Research and plan for expansion of participation of certain populations
Not later than 1 year after the date of enactment of this Act, the Secretary of Labor, acting through the Administrator of the Office of Apprenticeship, shall use the collected data to conduct research in State labor markets, in partnership with State apprenticeship agencies, to create a plan, on the basis of such research, to expand participation in registered pre-apprenticeship programs by nontraditional populations or individuals with barriers to employment such as youth, women, people of color, long-term unemployed, individuals with disabilities, individuals with substance abuse issues, individuals impacted by the criminal justice system, and veterans.
From the amounts appropriated to carry out this section, the Secretary of Labor shall award grants, on a competitive basis, to eligible entities.
In awarding grants under this section, the Secretary shall give priority to eligible entities that serve a high number or high percentage of individuals who are from nontraditional apprenticeship populations (with priority given to women, people of color, veterans, those who have been impacted by the juvenile or adult criminal justice system, and individuals with barriers to employment between the ages of 16 and 24).
To receive a grant under this section, an eligible entity shall submit an application to the Secretary at such time, in such manner, and containing such information as the Secretary determines may be necessary.
Limitation on use of funds
No less than 5 percent of the funds awarded under this section shall be used to provide direct financial assistance to pre-apprentices to support financial needs to enter, remain enrolled in, and complete the apprenticeship program including, related costs of training, supplies, food and nutrition, housing, transportation, child care, mental health and substance abuse services, or other targeted costs deemed allowable by the Secretary.
Eligible entities defined
In this section, an
eligible entity includes—
a community-based organization;
a pre-apprenticeship sponsor;
an employer for an in-demand industry sector or occupation;
a joint labor-management training program; or
a partnership among community-based organizations, public education entities, and apprenticeships.
Uses of funds
A grant awarded under this section to an eligible entity may be used to carry out one or more of the following:
To provide technical assistance to pre-apprentices to help navigate supportive services and other Federal assistance programs (such as the supplemental nutrition assistance program under the Food and Nutrition Act of 2008 (7 U.S.C. 2011 et seq.)) to enter and remain enrolled in apprenticeship programs.

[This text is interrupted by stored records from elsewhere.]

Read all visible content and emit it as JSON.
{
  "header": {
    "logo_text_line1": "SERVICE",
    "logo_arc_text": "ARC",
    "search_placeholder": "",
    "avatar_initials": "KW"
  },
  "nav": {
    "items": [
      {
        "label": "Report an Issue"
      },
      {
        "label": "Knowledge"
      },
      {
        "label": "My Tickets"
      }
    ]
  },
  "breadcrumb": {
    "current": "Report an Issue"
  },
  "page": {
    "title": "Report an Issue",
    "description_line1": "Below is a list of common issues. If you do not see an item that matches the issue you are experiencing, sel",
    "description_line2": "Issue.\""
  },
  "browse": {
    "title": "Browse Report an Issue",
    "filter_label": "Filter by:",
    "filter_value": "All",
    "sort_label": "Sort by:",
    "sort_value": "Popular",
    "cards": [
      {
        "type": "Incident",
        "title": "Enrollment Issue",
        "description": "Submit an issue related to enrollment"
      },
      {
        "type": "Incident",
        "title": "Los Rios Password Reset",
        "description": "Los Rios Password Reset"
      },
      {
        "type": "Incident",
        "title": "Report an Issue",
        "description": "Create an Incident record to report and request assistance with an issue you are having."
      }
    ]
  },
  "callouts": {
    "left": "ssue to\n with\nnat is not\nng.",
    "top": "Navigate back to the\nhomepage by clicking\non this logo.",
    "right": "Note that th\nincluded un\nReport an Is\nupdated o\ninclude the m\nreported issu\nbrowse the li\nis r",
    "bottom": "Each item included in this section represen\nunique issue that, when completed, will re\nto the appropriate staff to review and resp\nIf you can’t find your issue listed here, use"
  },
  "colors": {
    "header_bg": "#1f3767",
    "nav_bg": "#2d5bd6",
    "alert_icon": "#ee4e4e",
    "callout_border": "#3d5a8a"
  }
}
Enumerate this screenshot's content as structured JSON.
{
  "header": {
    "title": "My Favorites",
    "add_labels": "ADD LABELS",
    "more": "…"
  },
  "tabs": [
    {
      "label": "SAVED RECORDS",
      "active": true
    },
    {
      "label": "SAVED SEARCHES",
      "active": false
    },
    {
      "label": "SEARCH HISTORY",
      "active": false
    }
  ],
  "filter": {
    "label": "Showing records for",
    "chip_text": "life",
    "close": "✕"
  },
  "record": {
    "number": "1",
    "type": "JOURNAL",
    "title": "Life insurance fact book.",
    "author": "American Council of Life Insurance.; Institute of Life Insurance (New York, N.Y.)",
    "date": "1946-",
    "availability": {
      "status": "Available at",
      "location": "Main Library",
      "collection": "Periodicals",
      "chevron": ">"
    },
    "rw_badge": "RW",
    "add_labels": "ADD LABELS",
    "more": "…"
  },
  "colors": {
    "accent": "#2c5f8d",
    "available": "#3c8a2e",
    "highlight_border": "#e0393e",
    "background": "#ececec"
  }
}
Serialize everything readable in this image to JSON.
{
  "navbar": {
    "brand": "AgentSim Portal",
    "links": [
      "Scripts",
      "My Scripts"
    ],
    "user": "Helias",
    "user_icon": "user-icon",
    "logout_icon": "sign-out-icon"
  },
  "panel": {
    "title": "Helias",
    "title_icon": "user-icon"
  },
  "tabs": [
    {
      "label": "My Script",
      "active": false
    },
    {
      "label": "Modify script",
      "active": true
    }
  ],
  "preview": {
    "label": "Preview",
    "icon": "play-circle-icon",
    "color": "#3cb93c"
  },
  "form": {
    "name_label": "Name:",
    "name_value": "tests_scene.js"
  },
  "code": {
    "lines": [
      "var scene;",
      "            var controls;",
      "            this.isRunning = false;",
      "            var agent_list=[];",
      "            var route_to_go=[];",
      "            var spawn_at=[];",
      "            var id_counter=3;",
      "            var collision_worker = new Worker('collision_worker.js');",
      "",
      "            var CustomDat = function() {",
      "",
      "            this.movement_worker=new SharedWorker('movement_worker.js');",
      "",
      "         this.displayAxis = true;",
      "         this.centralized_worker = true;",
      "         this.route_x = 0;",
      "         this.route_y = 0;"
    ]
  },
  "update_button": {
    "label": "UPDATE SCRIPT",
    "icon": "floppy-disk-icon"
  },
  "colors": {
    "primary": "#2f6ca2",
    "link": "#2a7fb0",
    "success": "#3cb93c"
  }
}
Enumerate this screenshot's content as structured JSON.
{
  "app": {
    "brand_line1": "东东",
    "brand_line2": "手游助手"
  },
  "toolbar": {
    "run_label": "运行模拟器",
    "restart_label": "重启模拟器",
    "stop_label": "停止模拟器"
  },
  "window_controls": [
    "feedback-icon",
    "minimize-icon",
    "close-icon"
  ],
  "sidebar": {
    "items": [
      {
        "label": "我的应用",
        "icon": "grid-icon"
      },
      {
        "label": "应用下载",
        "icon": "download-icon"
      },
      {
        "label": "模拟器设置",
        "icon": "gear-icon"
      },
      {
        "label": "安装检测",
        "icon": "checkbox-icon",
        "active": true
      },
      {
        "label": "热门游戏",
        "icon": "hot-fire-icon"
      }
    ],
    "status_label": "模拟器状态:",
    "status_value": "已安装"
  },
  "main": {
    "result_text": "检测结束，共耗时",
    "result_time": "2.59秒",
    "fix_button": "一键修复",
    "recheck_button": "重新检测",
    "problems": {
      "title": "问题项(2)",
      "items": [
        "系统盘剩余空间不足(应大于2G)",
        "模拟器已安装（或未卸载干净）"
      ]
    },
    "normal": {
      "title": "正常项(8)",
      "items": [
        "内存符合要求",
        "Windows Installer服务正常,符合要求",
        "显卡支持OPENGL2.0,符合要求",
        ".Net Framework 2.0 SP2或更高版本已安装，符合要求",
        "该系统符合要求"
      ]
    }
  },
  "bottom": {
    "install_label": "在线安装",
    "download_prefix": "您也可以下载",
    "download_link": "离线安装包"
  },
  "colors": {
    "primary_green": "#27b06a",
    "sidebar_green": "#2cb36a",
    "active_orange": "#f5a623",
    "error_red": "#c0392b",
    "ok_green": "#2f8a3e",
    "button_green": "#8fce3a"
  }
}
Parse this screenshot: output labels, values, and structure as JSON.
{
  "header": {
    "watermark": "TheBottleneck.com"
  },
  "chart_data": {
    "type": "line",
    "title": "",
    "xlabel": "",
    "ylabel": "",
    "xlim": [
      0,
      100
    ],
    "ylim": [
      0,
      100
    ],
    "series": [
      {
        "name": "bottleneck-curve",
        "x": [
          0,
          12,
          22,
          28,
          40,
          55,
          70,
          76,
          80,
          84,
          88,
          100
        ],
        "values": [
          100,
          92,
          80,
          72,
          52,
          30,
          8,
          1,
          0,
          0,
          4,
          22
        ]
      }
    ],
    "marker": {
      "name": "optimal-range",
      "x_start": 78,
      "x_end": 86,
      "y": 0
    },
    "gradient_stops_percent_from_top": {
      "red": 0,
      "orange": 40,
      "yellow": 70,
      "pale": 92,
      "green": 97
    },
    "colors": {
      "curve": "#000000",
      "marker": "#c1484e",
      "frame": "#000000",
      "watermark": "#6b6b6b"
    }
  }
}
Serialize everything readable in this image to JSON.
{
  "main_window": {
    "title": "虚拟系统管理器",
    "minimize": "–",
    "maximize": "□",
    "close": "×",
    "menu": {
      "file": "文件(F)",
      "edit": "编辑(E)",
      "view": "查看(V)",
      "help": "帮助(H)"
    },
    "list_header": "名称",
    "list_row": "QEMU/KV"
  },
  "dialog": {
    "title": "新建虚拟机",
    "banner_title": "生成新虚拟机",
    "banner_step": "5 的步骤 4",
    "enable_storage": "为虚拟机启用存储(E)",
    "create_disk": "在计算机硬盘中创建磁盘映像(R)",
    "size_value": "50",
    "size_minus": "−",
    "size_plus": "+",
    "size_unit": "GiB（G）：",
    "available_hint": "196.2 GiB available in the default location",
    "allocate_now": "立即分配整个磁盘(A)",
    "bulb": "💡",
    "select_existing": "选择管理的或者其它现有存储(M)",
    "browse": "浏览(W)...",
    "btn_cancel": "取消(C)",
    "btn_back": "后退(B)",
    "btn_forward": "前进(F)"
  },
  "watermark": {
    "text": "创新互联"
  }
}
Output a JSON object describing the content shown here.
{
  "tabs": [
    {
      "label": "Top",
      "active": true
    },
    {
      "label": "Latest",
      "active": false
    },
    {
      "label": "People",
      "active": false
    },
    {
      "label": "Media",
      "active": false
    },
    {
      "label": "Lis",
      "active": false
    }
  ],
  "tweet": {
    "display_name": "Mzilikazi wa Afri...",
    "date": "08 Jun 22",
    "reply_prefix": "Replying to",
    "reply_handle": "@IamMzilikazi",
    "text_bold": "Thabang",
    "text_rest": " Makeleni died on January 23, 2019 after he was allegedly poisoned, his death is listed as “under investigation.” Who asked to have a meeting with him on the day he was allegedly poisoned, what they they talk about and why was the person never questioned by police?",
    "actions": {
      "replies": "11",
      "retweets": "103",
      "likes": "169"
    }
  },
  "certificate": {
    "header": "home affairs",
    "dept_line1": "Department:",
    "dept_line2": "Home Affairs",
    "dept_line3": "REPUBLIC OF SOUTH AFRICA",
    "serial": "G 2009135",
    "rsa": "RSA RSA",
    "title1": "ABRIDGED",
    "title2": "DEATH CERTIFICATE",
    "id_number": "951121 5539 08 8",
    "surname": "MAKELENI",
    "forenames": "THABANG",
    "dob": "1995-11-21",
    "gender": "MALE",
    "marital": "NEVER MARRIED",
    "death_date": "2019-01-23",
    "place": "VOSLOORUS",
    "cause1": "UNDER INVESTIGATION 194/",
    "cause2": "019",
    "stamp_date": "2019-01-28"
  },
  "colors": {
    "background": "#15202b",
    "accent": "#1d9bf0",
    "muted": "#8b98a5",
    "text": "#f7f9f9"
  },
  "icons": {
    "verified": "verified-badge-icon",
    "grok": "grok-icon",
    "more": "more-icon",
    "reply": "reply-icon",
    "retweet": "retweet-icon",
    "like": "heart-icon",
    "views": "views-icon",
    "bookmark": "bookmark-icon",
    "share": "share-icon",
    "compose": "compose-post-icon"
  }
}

To conduct and improve outreach to nontraditional apprenticeship population.
To participate in pre-apprenticeship programs.
To facilitate a successful transition between pre-apprenticeship programs and apprenticeship programs.
In this Act:
The term apprenticeship program means an apprenticeship program registered under the Act of August 16, 1937 (commonly known as the
National Apprenticeship Act; 50 Stat. 664, chapter 663; 29 U.S.C. 50 et seq.), including any requirement, standard, or rule promulgated under such Act, as such requirement, standard, or rule was in effect on December 30, 2019.
Nontraditional Apprenticeship Population
The term nontraditional apprenticeship population means a group of individuals (such as a group of individuals from the same gender or race) the members of which comprise fewer than 25 percent of the individuals participating in a program under the national apprenticeship system.
The term Secretary means the Secretary of Labor.
The terms community-based organization, in-demand industry sectors or occupations, individual with a barrier to employment, recognized postsecondary credential, and supportive services have the meanings given the terms in section 3 of the Workforce Innovation and Opportunity Act (29 U.S.C. 3102).